Spielberg decried on-air promotions for television shows like CSI: Crime Scene Investigation that showed "blood and people being dissected." He also said that when his favorite TV show of the new season, NBC's Heroes, showed someone cut in half in the 9 p.m. hour, he sent his younger children out of the room.

"I'm a parent who is very concerned," he said.

Spielberg said that the TV landscape was much more "homogenized" 20 years ago, even seven or eight years ago. One of his shows, ER, wouldn't have been on the air 20 years ago because of its graphic depictions.

Two of Spielberg's movies, Schindler's List and Saving Private Ryan, have generated controversy during their television airings with uncut language and graphic depictions. But Spielberg has also made a famous edit to the DVD release of E.T.: The Extra-Terrestrial, where a government agent wielded a gun in the original film but held a walkie-talkie in the DVD.

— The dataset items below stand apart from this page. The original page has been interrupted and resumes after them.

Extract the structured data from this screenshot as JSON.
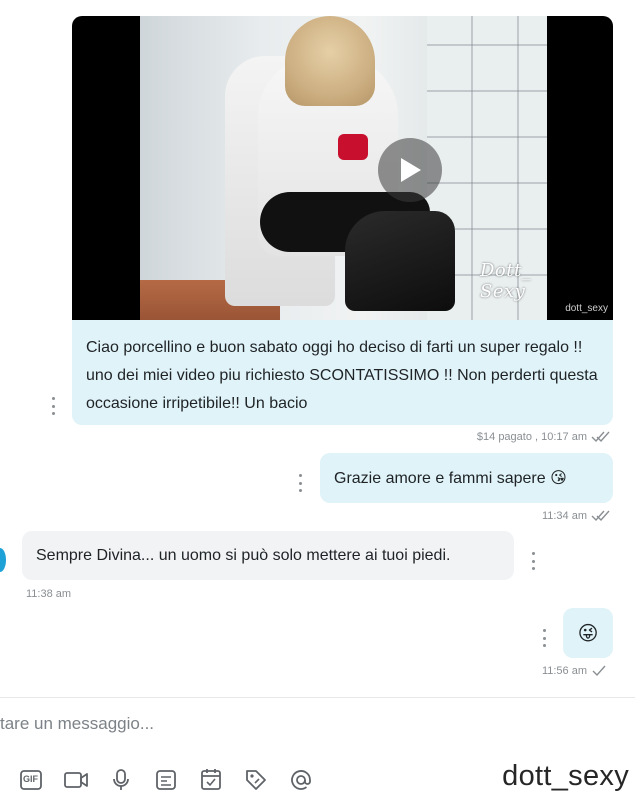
{
  "thread": {
    "video_message": {
      "watermark_script": "Dott_ Sexy",
      "handle_watermark": "dott_sexy",
      "caption": "Ciao porcellino e buon sabato oggi ho deciso di farti un super regalo !! uno dei miei video piu richiesto SCONTATISSIMO !! Non perderti questa occasione irripetibile!! Un bacio",
      "meta": "$14 pagato , 10:17 am"
    },
    "msg_out_1": {
      "text": "Grazie amore e fammi sapere 😘",
      "time": "11:34 am"
    },
    "msg_in_1": {
      "text": "Sempre Divina... un uomo si può solo mettere ai tuoi piedi.",
      "time": "11:38 am"
    },
    "msg_out_2": {
      "text": "😜",
      "time": "11:56 am"
    }
  },
  "composer": {
    "placeholder": "tare un messaggio..."
  },
  "toolbar": {
    "icons": [
      "gif-icon",
      "video-camera-icon",
      "microphone-icon",
      "poll-icon",
      "calendar-icon",
      "price-tag-icon",
      "at-sign-icon"
    ],
    "gif_label": "GIF"
  },
  "overlay": {
    "watermark": "dott_sexy"
  },
  "colors": {
    "outgoing_bubble": "#dff3f8",
    "incoming_bubble": "#f1f3f4",
    "meta_text": "#8a8f93",
    "icon": "#5f6368"
  }
}
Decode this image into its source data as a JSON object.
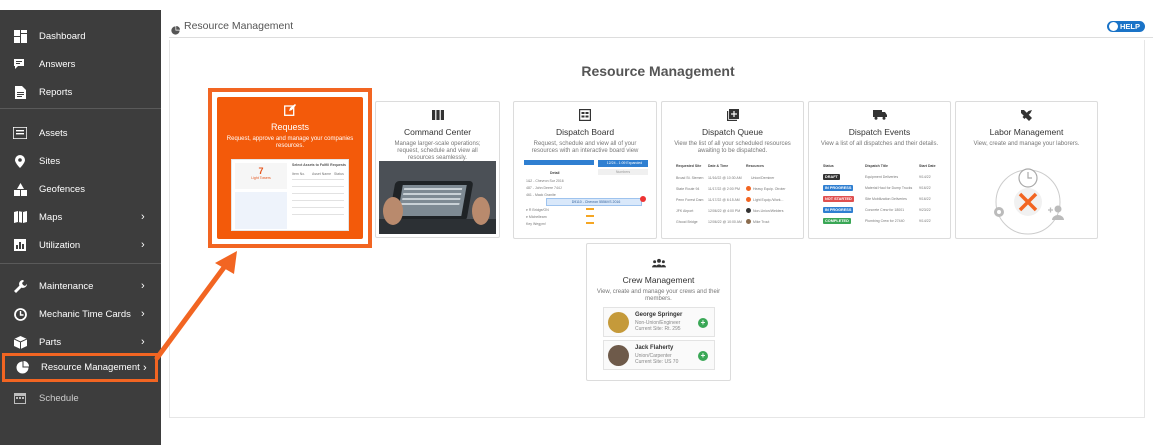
{
  "sidebar": {
    "items": [
      {
        "label": "Dashboard",
        "icon": "dashboard-icon",
        "chevron": false
      },
      {
        "label": "Answers",
        "icon": "chat-icon",
        "chevron": false
      },
      {
        "label": "Reports",
        "icon": "document-icon",
        "chevron": false
      },
      {
        "label": "Assets",
        "icon": "list-icon",
        "chevron": false
      },
      {
        "label": "Sites",
        "icon": "map-pin-icon",
        "chevron": false
      },
      {
        "label": "Geofences",
        "icon": "geofence-icon",
        "chevron": false
      },
      {
        "label": "Maps",
        "icon": "map-icon",
        "chevron": true
      },
      {
        "label": "Utilization",
        "icon": "bar-chart-icon",
        "chevron": true
      },
      {
        "label": "Maintenance",
        "icon": "wrench-icon",
        "chevron": true
      },
      {
        "label": "Mechanic Time Cards",
        "icon": "clock-icon",
        "chevron": true
      },
      {
        "label": "Parts",
        "icon": "box-icon",
        "chevron": true
      },
      {
        "label": "Resource Management",
        "icon": "pie-icon",
        "chevron": true
      },
      {
        "label": "Schedule",
        "icon": "calendar-icon",
        "chevron": false
      }
    ],
    "chevron_glyph": "›"
  },
  "topbar": {
    "title": "Resource Management",
    "help_label": "HELP"
  },
  "main": {
    "title": "Resource Management",
    "cards": {
      "requests": {
        "title": "Requests",
        "desc": "Request, approve and manage your companies resources.",
        "stat_value": "7",
        "stat_label": "Light Towers",
        "panel_header": "Select Assets to Fulfill Requests",
        "cols": [
          "Item No.",
          "Asset Name",
          "Status"
        ]
      },
      "command_center": {
        "title": "Command Center",
        "desc": "Manage larger-scale operations; request, schedule and view all resources seamlessly."
      },
      "dispatch_board": {
        "title": "Dispatch Board",
        "desc": "Request, schedule and view all of your resources with an interactive board view",
        "detail_header": "Detail",
        "rows": [
          "1&2 - Chevron Sur 2016",
          "487 - John Deere 744J",
          "461 - Mack Granite",
          "e R Bridge/ON",
          "e Michelleam",
          "Key Wegym!"
        ],
        "drag_label": "D9110 - Chevron 5556VS 2016",
        "expanded_label": "12/24 - 1:09 Expanded",
        "numbers_label": "Numbers"
      },
      "dispatch_queue": {
        "title": "Dispatch Queue",
        "desc": "View the list of all your scheduled resources awaiting to be dispatched.",
        "cols": [
          "Requested Site",
          "Date & Time",
          "Resources"
        ],
        "rows": [
          [
            "Broad St. Siemen",
            "11/16/22 @ 10:30 AM",
            "Union/Deminer"
          ],
          [
            "State Route 94",
            "11/17/22 @ 2:00 PM",
            "Heavy Equip. Oiroter"
          ],
          [
            "Penn Forest Dam",
            "11/17/22 @ 6:15 AM",
            "Light Equip./Work..."
          ],
          [
            "JFK Airport",
            "12/06/22 @ 4:00 PM",
            "Non-Union/Welders"
          ],
          [
            "Ghood Bridge",
            "12/06/22 @ 10:00 AM",
            "Mike Trout"
          ]
        ]
      },
      "dispatch_events": {
        "title": "Dispatch Events",
        "desc": "View a list of all dispatches and their details.",
        "cols": [
          "Status",
          "Dispatch Title",
          "Start Date"
        ],
        "rows": [
          {
            "status": "DRAFT",
            "title": "Equipment Deliveries",
            "date": "9/14/22",
            "color": "#333333"
          },
          {
            "status": "IN PROGRESS",
            "title": "Material Haul for Dump Trucks",
            "date": "9/16/22",
            "color": "#2f7fd1"
          },
          {
            "status": "NOT STARTED",
            "title": "Site Mobilization Deliveries",
            "date": "9/16/22",
            "color": "#e05050"
          },
          {
            "status": "IN PROGRESS",
            "title": "Concrete Crew for 18001",
            "date": "9/23/22",
            "color": "#2f7fd1"
          },
          {
            "status": "COMPLETED",
            "title": "Plumbing Crew for 27440",
            "date": "9/14/22",
            "color": "#3aa756"
          }
        ]
      },
      "labor_management": {
        "title": "Labor Management",
        "desc": "View, create and manage your laborers."
      },
      "crew_management": {
        "title": "Crew Management",
        "desc": "View, create and manage your crews and their members.",
        "members": [
          {
            "name": "George Springer",
            "role": "Non-Union/Engineer",
            "site": "Current Site: Rt. 295"
          },
          {
            "name": "Jack Flaherty",
            "role": "Union/Carpenter",
            "site": "Current Site: US 70"
          }
        ]
      }
    }
  },
  "colors": {
    "accent": "#f26522",
    "sidebar_bg": "#3d3d3d",
    "help_blue": "#1a73c7"
  }
}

In a free-ranging hour of interview with former NBC News correspondent Garrick Utley and questions from the audience, Spielberg said iPod video may be all the rage, but count his films out from being tailored to fit the small screen.

"That's one medium where I have to draw the line," he said. "We'll shoot for television and the movies and let there be a wide gap" between that and the small three-inch screen. He also said that he felt that people are social animals who will choose to go out to a movie rather than watch a show on widescreen.

"I don't think movie theaters will ever go away," Spielberg said.

But the producer-director who got his start in TV directing Joan Crawford for a 1969 episode of Rod Serling's Night Gallery isn't lacking for work on screens of any kind. He's developing a 10- or 11-hour miniseries about the US war against Japan in the Pacific Theatre during World War II, part of the 20 percent of his time that he estimated he worked on TV projects compared with 80 percent for films.

He called working on miniseries "the most fun I have" and especially liked the ability to develop characters. He pointed to HBO's Band of Brothers, which developed characters over hours rather than the eight to 10 minutes that he said was available in a two-hour feature film.

Another project is On the Lot, a Mark Burnett-Spielberg TV series that will choose one of 16 aspiring filmmakers for a development deal with DreamWorks, Spielberg's studio. It will air on Fox. And of course there's another film coming in the Indiana Jones series, which Spielberg was relatively mum about.

"There's still life in the series," Spielberg said.